Ethical Hacker Victor Gevers discovered in late December that many MondoDB databases had been left unprotected and were freely accessible over the Internet by unauthorized individuals. By January 6, he reported that 13 organizations had had their databases copied and deleted. In their place was a new database containing nothing but a ransom demand. The hacker responsible offered to return the data once a ransom payment had been made – in this case 0.2 Bitcoin ($175).
The number of affected organizations has rapidly increased over the past few days. Today, more than 32,000 organizations have been issued with ransom demands and have had their databases deleted, including Emory Healthcare.
Emory Healthcare is not the only U.S. healthcare organization to have left databases exposed. MacKeeper security researcher Chris Vickery has identified another potential healthcare victim. A database used by WAMC Sleep Clinic – which operates the website militarysleep.org – has also been left exposed.
The database, which contains 2GB of information, includes details of 1,200 veterans who suffer from sleep disorders and have registered with the Sleep Clinic. The database contains sensitive information such as veterans’ names, email addresses, home addresses, former rank in the military, and their history of use of the site. The database also contains chat logs of conversations between doctors and veterans. Those logs contain highly sensitive details of patients’ medical conditions.
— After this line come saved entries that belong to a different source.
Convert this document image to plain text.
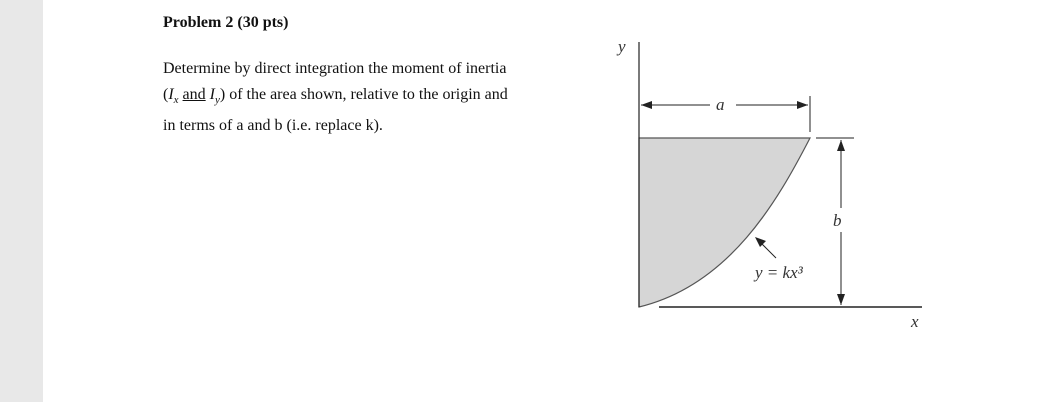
Problem 2 (30 pts)
Determine by direct integration the moment of inertia
($I_x$ and $I_y$) of the area shown, relative to the origin and
in terms of a and b (i.e. replace k).
y
x
a
b
y = kx³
As with other organizations that have left their MongoDB databases in the default configuration, information can be accessed by anyone who knows where to look. No login credentials are required. Databases can be accessed without the need for usernames or passwords or any authentication.
The problem affects organizations that are using older versions of MongoDB. MongoDB had, in previous versions, been set with unrestricted remote access turned on as default. While later versions of the database platform had this changed with remote access set to off in the default configuration, many organizations are still using older versions and not changed the configuration settings to prevent unrestricted data access.
Unfortunately, many individuals have started to access unprotected MongoDB databases and have deleted data and issued ransom demands. One well known organized ransomware gang has also got involved and is attempting to extort money from 21,000+ organizations.
While some of these ‘hackers’ have exfiltrated data prior to deleting databases, others have not. Ransom demands are being issued nonetheless, although since no copy of the data has been taken, recovery will be impossible even if a ransom payment is made.
Healthcare organizations that use MongoDB databases should ensure that their security settings are updated to prevent remote access by unauthorized individuals. Given the number of organizations already attacked, failure to do so is likely to result in data being hijacked, or worse, permanently deleted. Gevers suggests there are more than 99,000 organizations that have misconfigured MongoDB databases and are therefore at risk.